Oireachtas Joint and Select Committees
Wednesday, 23 October 2019
Joint Oireachtas Committee on Justice, Defence and Equality
Online Harassment and Harmful Communications: Discussion (Resumed)
Ms Elizabeth Farries:
I thank the committee. We present these submissions in memory of Dara Quigley and in consultation with her mother, Aileen Malone, who is present in the Gallery.
Dara Quigley was an Irish activist and journalist. In 2017, members of An Garda Síochána forcibly detained Ms Quigley under Ireland's Mental Health Act for walking naked in a Dublin street. State CCTV cameras captured Ms Quigley's images. Media reports tell us that a garda was suspected of recording the images. The images were shared on a WhatsApp message group and, subsequently, posted on Facebook. The images were reported to have been shared 125,000 times before being taken down. Several days later, Dara Quigley committed suicide. Two and a half years later, no organisation or individual has been held responsible for their role in the abuse of Ms Quigley. Dara's mother has supported our discussing this case today to lend a personal perspective regarding, as she says, "how devastating online sexual harassment and public humiliation can be".
Today, the committee is considering responses to what it terms "revenge porn". ICCL objects to "revenge porn" as a term. It is not pornography; it is sexual abuse. Revenge is only one of myriad motivations that, principally, are to violate a person's dignity and his or her autonomy.
"Image-based sexual abuse" is a term coined by UK academics to better describe the non-consensual nature of this problem either by creating or distributing private sexual images. Image-based sexual abuse is a gendered problem with established harms. Our research shows that while anyone can be a victim, the majority are women and the majority of perpetrators are men. This is not to say that intersectional factors also influence the likelihood of experiencing online harassment. Generally, the LGBT+ community is at increased risk. One's race, religion, ethnicity, mental health and ability are all risk factors. The harms have been well described by others, numerous academics and in our submissions. I ask the members to please let me know if they want me to elaborate during questions.
The image-based sexual abuse of Ms Quigley illustrates weaknesses in the Irish regime for responding. We have proposed several solutions in our submissions and we will focus on three solutions here.
A first step for tackling this problem is updated and robust laws. This has been outlined well by the Law Reform Commission, LRC. ICCL specifically calls for the criminalisation of image-based sexual abuse. This is might be an amendment to the Non-Fatal Offences Against the Person Act 1997 to outlaw the creation and-or sharing of private sexual images.

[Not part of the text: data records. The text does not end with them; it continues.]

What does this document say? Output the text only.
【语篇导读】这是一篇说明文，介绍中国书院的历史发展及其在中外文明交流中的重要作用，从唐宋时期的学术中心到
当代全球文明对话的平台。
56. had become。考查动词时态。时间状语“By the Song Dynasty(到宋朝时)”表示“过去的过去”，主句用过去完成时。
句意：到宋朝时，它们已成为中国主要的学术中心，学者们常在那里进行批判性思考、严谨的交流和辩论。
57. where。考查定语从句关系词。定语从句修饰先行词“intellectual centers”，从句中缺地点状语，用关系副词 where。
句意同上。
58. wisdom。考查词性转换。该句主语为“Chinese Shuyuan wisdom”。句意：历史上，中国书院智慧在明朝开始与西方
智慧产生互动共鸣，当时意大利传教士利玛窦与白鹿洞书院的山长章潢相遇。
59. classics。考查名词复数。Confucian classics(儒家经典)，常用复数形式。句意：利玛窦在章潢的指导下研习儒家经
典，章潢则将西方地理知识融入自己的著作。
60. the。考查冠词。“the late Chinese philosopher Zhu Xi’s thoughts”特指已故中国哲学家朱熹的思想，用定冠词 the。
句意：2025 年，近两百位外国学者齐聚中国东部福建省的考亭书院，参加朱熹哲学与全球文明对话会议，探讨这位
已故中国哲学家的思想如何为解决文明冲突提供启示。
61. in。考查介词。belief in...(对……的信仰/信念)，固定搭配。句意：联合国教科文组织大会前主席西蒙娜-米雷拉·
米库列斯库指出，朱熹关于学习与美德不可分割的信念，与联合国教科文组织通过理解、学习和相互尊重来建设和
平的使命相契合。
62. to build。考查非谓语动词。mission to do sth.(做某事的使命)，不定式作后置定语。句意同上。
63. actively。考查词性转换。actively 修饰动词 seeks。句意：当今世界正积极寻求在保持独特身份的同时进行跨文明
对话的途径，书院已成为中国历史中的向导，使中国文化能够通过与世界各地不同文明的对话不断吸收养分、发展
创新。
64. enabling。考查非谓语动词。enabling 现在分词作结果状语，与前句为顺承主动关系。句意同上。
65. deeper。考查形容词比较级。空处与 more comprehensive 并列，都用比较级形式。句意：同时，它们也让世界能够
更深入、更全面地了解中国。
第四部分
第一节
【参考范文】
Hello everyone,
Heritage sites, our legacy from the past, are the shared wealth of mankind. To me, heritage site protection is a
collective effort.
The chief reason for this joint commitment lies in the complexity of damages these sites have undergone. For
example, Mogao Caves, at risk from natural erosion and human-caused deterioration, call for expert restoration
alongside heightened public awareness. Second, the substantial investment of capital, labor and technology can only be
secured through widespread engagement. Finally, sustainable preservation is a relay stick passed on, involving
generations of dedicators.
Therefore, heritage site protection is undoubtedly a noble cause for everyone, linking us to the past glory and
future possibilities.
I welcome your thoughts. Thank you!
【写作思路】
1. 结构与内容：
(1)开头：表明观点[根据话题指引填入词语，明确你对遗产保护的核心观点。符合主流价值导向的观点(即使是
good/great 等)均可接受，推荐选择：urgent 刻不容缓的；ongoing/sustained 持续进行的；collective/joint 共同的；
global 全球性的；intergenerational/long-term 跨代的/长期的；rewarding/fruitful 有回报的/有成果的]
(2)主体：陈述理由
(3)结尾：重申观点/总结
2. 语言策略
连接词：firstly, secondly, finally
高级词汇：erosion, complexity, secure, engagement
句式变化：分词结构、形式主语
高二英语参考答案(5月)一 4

ICCL also supports the creation of a civil wrong together with legal aid access to ensure restitution and compensation. However, as ICCL has previously stated in its submissions on harmful content moderation, and in our review of the recent Harmful Communications and Digital Safety Bill 2017, "harmful content" must be clearly defined. As has been said well here to the committee, a lack of specificity will not meet legality standards and could lead to infringement of other rights, including expression.

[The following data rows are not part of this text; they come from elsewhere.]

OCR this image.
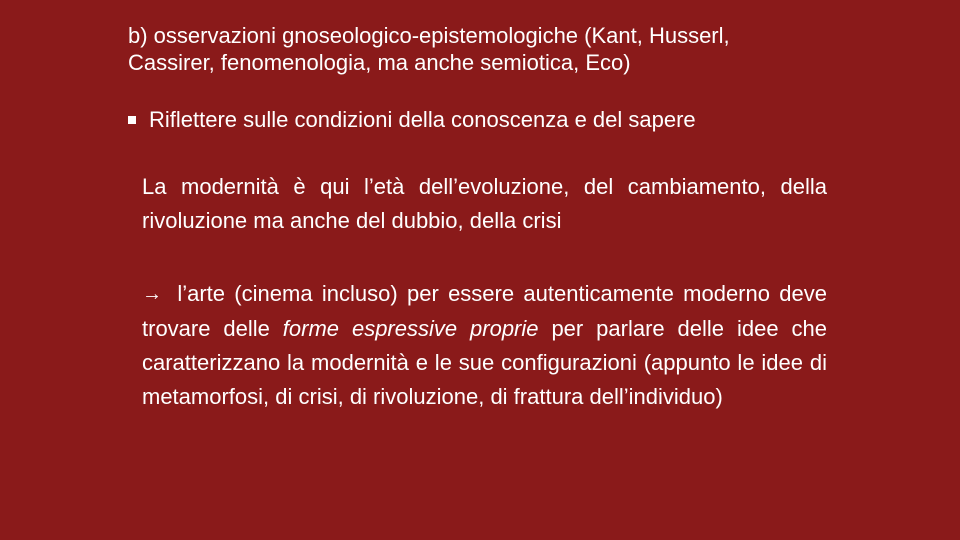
b) osservazioni gnoseologico-epistemologiche (Kant, Husserl,
Cassirer, fenomenologia, ma anche semiotica, Eco)
Riflettere sulle condizioni della conoscenza e del sapere

La modernità è qui l’età dell’evoluzione, del cambiamento, della rivoluzione ma anche del dubbio, della crisi

→ l’arte (cinema incluso) per essere autenticamente moderno deve trovare delle forme espressive proprie per parlare delle idee che caratterizzano la modernità e le sue configurazioni (appunto le idee di metamorfosi, di crisi, di rivoluzione, di frattura dell’individuo)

Second, strong laws also require strong enforcement practices and we cannot have enforcement without a cultural understanding of this problem at gardaí level. The committee has heard stories here of people not receiving adequate assistance from gardaí on online harassment issues. Dara's treatment was far more egregious. In our submissions we, therefore, present a number of suggestions for the Garda in line with our other ICCL publications to ground Garda practices in the principals of human rights. Specifically, the integration of training and assessment regarding the gendered and otherwise intersexual nature of online harassment, including image-based sexual abuse intersectional. It is enough to focus on cyberbullying, a terms that erases the context of power and marginalisation in which injustice against people such as Dara has occurred.

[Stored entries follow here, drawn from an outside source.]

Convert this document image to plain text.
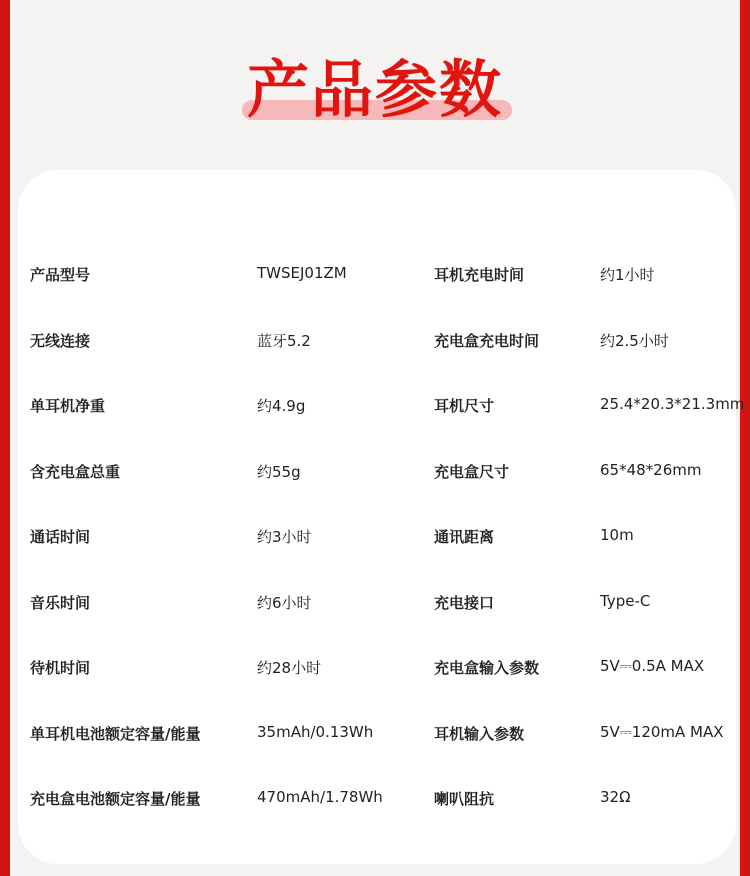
产品参数
产品型号	TWSEJ01ZM	耳机充电时间	约1小时
无线连接	蓝牙5.2	充电盒充电时间	约2.5小时
单耳机净重	约4.9g	耳机尺寸	25.4*20.3*21.3mm
含充电盒总重	约55g	充电盒尺寸	65*48*26mm
通话时间	约3小时	通讯距离	10m
音乐时间	约6小时	充电接口	Type-C
待机时间	约28小时	充电盒输入参数	5V⎓0.5A MAX
单耳机电池额定容量/能量	35mAh/0.13Wh	耳机输入参数	5V⎓120mA MAX
充电盒电池额定容量/能量	470mAh/1.78Wh	喇叭阻抗	32Ω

Third, the ICCL is opposed, in principal, to the Department Justice and Equality's community-based CCTV programme. We recommend that the State does not further contribute to online harassment by building up the web of tech surveillance to which we are all, increasingly, subject. Installing CCTV to maintain public safety is based on flawed logic. Blanket surveillance does not help us; it harms us, which Dara's experience has certainly demonstrated and it harms some of us more than others. There is significant research that suggests CCTV does not effectively deter crime to sufficiently mitigate the impact on our privacy. Policing tech can also be very discriminatory. In Dara Quigley's case, CCTV has become a mechanism for gendered online harassment and her experience of image-based sexual abuse. We need to rethink this wrong-headed approach to expanding surveillance simply because the technical means exist together with over-policing segments of the population in Ireland.
In conclusion, Dara Quigley's experience is an appalling one and it is ongoing for her family. We are conscious that investigations have been initiated into Dara's death and egregious treatment of her by, as yet not formally identified, perpetrators.
However, two and half years later, these investigations have not provided any justice to Dara or her family. The aim of our submission today is to highlight the tragic consequences of violations of rights in this area and solutions in order to prevent such cases occurring in future. At the same time, the Irish Council for Civil Liberties will continue to support Dara's family in the struggle for justice.